Moussaoui, apparently, had earlier expressed some interest in having Freeman assist him as he prepares his own defense and the feds, apparently, had earlier told the judge that they had no particular problem with Freeman's involvement in the case so long as Freeman complied with all the requirements that out-of-district lawyers must comply with before they can actually be recognized by the court.

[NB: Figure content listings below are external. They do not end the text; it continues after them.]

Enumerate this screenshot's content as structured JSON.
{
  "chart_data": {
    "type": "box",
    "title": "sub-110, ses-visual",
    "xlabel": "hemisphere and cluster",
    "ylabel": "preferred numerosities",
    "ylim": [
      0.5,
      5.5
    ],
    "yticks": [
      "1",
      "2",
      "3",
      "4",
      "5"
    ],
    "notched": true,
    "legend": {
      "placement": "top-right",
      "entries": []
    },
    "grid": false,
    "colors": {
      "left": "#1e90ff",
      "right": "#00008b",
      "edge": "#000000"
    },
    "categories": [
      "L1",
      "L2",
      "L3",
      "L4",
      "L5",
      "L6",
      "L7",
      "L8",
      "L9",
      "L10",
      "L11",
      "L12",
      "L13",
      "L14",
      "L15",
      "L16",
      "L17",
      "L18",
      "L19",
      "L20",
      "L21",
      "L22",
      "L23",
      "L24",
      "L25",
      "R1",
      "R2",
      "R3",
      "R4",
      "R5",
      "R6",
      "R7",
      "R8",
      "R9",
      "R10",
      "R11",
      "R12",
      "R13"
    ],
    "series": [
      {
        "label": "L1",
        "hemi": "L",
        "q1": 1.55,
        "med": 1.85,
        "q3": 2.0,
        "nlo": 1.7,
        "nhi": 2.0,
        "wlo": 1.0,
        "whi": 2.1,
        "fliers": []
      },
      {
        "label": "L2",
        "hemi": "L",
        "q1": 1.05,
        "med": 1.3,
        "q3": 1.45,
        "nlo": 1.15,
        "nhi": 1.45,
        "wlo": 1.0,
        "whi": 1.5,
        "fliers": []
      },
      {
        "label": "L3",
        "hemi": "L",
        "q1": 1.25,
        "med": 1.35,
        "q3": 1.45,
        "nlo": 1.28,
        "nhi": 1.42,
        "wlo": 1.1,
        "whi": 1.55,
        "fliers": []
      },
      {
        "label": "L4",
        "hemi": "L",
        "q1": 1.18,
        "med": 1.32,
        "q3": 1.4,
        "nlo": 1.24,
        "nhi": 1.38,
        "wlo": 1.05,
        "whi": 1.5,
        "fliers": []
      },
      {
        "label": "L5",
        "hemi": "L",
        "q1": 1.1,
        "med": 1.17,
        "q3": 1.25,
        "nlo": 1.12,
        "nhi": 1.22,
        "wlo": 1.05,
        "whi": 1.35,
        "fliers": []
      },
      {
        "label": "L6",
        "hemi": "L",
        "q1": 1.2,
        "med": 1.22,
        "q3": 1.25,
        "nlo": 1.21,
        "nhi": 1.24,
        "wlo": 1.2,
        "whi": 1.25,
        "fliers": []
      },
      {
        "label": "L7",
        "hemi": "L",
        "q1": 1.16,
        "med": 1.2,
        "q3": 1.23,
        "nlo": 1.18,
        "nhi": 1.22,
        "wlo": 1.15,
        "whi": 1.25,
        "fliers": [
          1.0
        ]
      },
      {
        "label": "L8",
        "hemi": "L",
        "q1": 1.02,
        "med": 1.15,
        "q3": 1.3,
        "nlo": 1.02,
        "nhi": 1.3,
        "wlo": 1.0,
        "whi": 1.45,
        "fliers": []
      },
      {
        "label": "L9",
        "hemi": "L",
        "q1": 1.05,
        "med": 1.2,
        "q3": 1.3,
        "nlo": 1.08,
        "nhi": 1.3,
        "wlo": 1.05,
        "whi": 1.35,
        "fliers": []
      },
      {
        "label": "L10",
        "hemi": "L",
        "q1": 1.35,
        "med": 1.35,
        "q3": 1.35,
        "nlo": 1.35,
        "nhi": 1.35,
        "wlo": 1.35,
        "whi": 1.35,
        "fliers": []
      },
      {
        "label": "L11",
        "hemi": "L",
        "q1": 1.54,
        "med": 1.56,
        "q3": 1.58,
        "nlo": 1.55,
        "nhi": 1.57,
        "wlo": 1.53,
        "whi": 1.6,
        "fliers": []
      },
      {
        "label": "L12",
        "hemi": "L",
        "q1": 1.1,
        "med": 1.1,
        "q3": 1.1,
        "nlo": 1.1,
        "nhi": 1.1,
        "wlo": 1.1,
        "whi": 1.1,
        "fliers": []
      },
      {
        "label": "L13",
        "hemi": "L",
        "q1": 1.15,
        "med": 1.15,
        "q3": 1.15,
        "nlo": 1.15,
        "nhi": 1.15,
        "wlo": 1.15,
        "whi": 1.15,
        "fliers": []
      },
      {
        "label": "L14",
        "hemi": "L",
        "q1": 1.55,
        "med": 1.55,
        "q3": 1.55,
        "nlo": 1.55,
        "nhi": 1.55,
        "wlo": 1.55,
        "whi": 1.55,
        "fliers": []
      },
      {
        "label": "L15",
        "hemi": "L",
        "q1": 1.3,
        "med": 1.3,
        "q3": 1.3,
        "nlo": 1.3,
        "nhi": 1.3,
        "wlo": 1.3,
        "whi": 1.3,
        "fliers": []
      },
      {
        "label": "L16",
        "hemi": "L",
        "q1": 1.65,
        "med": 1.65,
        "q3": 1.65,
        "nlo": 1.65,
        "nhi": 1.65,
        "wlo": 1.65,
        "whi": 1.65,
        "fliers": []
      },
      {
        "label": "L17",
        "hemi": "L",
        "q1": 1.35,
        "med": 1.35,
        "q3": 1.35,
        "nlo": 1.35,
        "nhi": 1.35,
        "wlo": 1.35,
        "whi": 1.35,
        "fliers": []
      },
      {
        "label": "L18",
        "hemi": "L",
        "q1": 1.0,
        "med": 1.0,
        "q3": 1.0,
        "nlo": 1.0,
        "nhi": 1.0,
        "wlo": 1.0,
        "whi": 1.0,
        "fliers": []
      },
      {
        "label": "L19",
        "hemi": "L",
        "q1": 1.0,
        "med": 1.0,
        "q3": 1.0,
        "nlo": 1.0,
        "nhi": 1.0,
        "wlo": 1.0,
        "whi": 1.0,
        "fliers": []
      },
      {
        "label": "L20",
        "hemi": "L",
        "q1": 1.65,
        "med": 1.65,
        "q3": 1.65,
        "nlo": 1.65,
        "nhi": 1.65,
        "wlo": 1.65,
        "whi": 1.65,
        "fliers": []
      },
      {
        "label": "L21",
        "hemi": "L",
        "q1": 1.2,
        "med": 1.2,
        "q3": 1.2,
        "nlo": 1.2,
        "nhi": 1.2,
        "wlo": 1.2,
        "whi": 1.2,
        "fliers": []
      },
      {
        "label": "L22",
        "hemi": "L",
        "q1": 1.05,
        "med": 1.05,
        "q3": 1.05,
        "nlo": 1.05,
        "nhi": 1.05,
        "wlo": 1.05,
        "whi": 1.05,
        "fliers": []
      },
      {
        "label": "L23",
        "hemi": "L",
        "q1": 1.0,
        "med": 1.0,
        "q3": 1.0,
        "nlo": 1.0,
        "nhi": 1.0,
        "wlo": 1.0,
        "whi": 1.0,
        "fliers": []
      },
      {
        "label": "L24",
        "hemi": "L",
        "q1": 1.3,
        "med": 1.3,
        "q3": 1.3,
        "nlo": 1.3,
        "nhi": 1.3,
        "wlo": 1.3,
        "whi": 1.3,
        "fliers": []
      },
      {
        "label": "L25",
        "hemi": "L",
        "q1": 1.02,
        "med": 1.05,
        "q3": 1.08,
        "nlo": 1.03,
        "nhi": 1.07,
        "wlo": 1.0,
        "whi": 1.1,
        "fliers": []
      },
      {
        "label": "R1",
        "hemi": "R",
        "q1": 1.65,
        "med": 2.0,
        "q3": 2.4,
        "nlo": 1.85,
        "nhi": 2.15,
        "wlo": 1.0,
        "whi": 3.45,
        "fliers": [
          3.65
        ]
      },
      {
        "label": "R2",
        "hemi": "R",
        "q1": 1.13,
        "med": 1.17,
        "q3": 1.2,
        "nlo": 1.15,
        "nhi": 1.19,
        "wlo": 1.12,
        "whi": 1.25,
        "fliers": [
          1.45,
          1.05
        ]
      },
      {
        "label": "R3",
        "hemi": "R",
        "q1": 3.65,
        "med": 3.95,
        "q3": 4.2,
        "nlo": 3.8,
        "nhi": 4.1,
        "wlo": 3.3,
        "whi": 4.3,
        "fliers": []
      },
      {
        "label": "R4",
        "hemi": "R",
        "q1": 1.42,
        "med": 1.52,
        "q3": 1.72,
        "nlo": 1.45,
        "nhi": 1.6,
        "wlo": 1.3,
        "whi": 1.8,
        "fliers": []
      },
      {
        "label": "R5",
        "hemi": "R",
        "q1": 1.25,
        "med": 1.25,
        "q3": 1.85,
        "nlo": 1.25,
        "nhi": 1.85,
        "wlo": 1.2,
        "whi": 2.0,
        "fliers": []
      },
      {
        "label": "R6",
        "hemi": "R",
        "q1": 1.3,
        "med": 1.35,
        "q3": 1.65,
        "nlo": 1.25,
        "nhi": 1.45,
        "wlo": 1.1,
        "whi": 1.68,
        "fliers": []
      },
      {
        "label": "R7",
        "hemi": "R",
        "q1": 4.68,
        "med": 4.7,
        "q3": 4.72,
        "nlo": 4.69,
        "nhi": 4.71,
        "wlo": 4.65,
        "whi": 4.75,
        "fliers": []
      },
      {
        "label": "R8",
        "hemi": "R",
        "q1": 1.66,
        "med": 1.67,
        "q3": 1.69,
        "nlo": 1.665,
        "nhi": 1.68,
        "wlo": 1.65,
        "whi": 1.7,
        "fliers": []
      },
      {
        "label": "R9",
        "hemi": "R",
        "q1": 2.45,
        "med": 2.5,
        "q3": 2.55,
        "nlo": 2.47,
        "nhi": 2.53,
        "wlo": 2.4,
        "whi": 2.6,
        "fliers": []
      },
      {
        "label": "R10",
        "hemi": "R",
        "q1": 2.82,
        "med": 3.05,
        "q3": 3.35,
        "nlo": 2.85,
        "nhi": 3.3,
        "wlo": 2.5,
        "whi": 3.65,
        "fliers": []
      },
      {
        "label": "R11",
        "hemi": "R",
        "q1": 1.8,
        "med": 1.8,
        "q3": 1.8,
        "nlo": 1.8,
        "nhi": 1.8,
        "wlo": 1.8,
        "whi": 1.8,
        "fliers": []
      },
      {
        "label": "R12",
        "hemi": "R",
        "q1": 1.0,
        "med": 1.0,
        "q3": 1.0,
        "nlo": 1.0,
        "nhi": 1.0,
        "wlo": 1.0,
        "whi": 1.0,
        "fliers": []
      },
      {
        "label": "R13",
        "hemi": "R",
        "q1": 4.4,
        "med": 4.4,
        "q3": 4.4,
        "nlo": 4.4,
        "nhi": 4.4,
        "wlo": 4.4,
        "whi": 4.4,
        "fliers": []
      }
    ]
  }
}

Also, the feds had asked that the judge make sure that Freeman passed the various security clearances necessary to allow him to view classified documents relating to the case.
Freeman's largely incoherent 5-page filing must have struck some sort of nerve in Washington because two days later, on Wednesday, the feds responded with a motion of their own, this one captioned: "Government's Response to Pleading Filed by Charles Freeman entitled: "Is This How Alexandria Division Treats its Guests." In their filing, prosecutors told Judge Brinkema that they aren't really sure if they oppose Freeman's involvement in the case as counsel to Moussaoui but then added that they aren't sure he really wants the job anyway.
The government's lawyers are in a real pickle, of course, because it would actually aid their case against Moussaoui if he were to have lawyers helping him, if for no other reason than such help would dramatically reduce the chance that a Moussaoui conviction would be overturned on appeal. That's why they are saying at the same time that they don't have any objection to Freeman while saying that he still has to pass all the tests to be counsel in this sort of a case. And no matter how bizarre his words may be, Freeman has a point that "stand-by" counsel in a case like this really isn't much counsel at all. But Freeman's beef shouldn't be with Judge Brinkema. If he has a beef, it oughta be with his putative client.